His specific concerns:
- Terminal overflow: With typical terminal heights of 40-60 lines, 80 diff lines swamp the screen
- Line wrapping: Diff lines are often wider than terminal width, multiplying the effective line count
- Crash cascades: When a server crashes, the first diffs shown are often from other tests that failed due to the crash, not the crashing test itself — making the truncated output misleading
- Stream synchronization: The diff output appears in the middle of test runs due to stdout/stderr buffering issues, as visible in buildfarm output
Resolution Approach
Andrew Dunslane proposed gating the behavior on an environment variable, adding it to cirrus.tasks.yml for CI. Jelte Fennema-Nio objected that this would break the case where pg_regress is called from TAP tests (like 027_stream_regress.pl).
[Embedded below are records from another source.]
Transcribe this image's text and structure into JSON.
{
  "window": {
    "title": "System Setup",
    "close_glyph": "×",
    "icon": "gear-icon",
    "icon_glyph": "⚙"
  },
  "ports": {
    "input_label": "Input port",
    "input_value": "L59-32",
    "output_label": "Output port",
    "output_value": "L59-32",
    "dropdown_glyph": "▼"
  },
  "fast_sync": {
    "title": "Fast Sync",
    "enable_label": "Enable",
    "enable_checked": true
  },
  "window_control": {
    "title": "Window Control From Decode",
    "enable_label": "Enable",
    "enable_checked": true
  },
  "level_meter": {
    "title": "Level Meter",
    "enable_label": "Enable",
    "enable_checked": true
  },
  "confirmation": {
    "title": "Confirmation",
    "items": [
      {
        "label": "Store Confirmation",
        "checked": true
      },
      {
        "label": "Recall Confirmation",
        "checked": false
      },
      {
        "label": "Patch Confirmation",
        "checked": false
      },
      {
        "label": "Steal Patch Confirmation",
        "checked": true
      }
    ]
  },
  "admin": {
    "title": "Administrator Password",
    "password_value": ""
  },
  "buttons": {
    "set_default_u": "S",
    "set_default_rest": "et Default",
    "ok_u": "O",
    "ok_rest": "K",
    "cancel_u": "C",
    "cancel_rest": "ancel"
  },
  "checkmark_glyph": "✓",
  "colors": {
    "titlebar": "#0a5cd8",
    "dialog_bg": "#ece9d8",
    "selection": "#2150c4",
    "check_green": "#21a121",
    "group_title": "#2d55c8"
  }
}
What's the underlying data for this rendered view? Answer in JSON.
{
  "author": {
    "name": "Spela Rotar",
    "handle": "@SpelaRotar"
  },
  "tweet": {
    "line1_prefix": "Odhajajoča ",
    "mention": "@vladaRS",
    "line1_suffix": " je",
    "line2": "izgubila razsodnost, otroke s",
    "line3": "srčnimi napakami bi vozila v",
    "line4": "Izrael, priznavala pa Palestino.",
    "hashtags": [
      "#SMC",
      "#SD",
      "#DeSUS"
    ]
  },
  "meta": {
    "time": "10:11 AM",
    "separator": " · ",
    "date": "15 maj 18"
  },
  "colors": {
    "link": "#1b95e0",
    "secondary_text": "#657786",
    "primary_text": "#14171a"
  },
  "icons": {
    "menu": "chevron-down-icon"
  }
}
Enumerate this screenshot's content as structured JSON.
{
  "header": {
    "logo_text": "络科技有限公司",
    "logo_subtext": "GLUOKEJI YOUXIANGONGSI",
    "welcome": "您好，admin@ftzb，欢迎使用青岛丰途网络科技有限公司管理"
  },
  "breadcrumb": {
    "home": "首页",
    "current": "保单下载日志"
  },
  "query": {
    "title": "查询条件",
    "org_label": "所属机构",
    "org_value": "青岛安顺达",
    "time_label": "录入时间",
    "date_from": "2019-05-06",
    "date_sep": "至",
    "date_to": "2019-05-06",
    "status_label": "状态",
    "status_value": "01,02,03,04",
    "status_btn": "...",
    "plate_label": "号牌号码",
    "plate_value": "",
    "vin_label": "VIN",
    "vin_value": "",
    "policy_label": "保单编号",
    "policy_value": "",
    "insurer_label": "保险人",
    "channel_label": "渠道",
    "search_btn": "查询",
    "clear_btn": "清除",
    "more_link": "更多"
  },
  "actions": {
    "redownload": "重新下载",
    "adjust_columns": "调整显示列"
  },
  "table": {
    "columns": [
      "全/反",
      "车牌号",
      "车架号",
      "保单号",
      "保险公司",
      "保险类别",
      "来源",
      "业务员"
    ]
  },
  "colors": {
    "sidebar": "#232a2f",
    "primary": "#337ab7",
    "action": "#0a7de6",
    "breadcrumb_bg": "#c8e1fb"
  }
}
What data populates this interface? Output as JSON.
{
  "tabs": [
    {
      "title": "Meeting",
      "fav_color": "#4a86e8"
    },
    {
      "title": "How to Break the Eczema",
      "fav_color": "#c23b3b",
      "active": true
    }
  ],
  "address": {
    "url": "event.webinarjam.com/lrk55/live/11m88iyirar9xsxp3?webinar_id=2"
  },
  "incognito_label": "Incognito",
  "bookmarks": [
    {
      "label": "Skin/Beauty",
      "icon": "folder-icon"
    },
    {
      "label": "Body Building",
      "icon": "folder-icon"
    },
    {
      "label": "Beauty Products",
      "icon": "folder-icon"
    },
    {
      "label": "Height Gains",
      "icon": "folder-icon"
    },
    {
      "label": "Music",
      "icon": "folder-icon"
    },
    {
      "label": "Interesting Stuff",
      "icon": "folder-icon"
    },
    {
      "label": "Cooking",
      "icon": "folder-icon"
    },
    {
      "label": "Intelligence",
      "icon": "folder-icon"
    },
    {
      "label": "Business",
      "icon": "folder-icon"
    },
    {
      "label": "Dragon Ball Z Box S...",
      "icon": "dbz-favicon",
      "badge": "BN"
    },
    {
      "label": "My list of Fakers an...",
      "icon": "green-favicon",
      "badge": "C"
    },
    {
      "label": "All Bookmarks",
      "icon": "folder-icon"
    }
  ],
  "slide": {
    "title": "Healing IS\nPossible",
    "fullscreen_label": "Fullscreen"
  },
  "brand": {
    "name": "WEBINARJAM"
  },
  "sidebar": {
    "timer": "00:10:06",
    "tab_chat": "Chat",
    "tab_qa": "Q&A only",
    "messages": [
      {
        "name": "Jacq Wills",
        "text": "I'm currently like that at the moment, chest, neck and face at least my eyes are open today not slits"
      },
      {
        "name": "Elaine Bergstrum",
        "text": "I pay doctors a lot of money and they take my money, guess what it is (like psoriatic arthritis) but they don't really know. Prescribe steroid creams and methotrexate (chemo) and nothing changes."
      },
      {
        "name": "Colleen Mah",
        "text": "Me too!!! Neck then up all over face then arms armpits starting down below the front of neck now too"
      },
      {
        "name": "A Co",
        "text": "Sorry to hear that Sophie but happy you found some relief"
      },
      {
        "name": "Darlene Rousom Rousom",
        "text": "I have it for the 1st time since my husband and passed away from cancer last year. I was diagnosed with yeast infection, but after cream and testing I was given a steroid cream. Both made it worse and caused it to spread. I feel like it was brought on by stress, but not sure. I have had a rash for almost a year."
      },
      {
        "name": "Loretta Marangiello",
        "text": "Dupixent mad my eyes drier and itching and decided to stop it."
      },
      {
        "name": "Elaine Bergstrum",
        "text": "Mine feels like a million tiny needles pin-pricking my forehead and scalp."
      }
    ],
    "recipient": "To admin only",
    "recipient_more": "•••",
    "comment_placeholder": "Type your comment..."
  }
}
His counter-proposal (v5 patch, May 2026) addresses the concerns differently while preserving the TAP-embedded diff functionality.
Buildfarm Redundancy
Peter noted that the buildfarm already provides good failure navigation (links to detailed output below the summary). The new feature is somewhat redundant there and may actually degrade the buildfarm's presentation by injecting diff content that disrupts timing information display (as Alexander Lakhin demonstrated with the drongo buildfarm animal).
Technical Insights
-
Windows file locking: The Windows kernel enforces exclusive file locks more aggressively than POSIX systems. Writing to regression.diffs while pg_regress still has it open requires close/reopen cycles.
-
Daemon process file descriptor inheritance: The pg_ctl start/restart case is uniquely problematic because the spawned postmaster inherits stdout/stderr FDs. This is a well-known Unix process management issue that makes simple pipe-to-variable capture dangerous (potential indefinite hang).
-
TAP protocol limitations: TAP diagnostic lines (# ...) are the only mechanism to inject information visible in Meson's output. This is both the solution and the constraint — everything must be encoded in this narrow channel.
-
Carp vs die semantics: die reports the error at the point of failure in library code; croak reports it at the caller's location. For test infrastructure, the caller location is almost always what developers need. The @CARP_NOT mechanism allows multi-level stack unwinding past intermediate modules.
-
The "first lines" heuristic: The assumption that the first N lines of diffs contain the most useful information is contested. It works for single-test failures but fails for crash scenarios where cascade failures dominate the beginning of the diff file.